Le dernier invité, Julien Dossier, s’est justement penché sur un territoire bien précis : Paris. Le fondateur de Quattrolibri, société de conseil vers une société décarbonée, a remis à Anne Hidalgo et ses équipes le rapport « Paris change d’ère » afin d’étudier la possibilité d’une neutralité carbone sur le territoire parisien d’ici à 2050. Une telle ambition soulève naturellement une complexité gigantesque : « On touche bien évidemment aux bâtiments, transports, (…) comme à des choses qui sont très culturelles comme l’alimentation, notre modèle de consommation, les déchets qui s’ensuivent, le fret. C’est une organisation complète, qui pose aussi la question de l’articulation avec le territoire : ce qui se passe dans Paris intra-muros ne se limite pas à Paris intra-muros, il y a des riverains qui viennent à Paris, des touristes. Ce sont des questions d’organisation territoriale, on pose des questions de modèle économique, de système politique… » Face à cette imbrication d’enjeux, Julien Dossier souligne surtout l’importance de l’acceptation sociale et des comportements individuels pour atteindre l’objectif de neutralité carbone. Reste à convaincre les profils de militants aussi bien que ceux des autruches de la transition climatique, même si Thierry Keller semble assuré que « le bobo parisien, pour dire les choses plus trivialement, sera l’avant-garde de cette révolution énergétique. »
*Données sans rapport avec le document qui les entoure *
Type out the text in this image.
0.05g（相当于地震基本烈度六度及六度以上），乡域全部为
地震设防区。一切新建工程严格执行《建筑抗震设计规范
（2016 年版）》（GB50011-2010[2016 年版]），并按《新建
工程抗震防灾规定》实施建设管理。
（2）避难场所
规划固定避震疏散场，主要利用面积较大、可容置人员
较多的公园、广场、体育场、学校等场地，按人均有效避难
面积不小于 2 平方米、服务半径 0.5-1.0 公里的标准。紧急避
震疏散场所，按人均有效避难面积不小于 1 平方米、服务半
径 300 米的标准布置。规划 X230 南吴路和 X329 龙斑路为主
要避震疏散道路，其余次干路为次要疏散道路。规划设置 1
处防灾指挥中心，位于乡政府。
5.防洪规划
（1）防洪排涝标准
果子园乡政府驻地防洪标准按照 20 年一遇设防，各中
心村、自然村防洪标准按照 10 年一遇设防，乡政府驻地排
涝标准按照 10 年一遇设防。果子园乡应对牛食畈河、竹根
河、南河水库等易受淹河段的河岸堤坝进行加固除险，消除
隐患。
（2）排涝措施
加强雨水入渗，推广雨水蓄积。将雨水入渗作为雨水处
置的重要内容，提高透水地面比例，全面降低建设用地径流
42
À la suite de cette intervention, les participants ont travaillé en ateliers pour affronter des questions prospectives : « À quoi ressemblerait un monde où l’énergie disponible serait réduite au minimum ? » ; « Et si l’avenir des systèmes énergétiques était de fonctionner à très petite échelle ? » ; « Quel sera le visage d’EDF en 2080 ? »
À intervalles réguliers, la question du 100 % renouvelables comme choix économico-politique, technique ou comportemental a été reposée. Les membres ont à chaque fois voté avec leurs pieds en se plaçant sur les emplacements adaptés : « une question économico-politique ? Une question technique ? Ou bien une question de comportements individuels ? » Le vœu de Thierry Keller et l’ensemble des questionnements des membres du Conseil ont semble-t-il porté leurs fruits : à l’issue de cette première audience, les débats ont fait évoluer l’opinion de l’option économique à l’option comportementale qui remporte 47 % contre 23 % économico-politique et 27 % technique. Un signe que les nouvelles générations veulent prendre l’avenir du renouvelable entre leurs mains ?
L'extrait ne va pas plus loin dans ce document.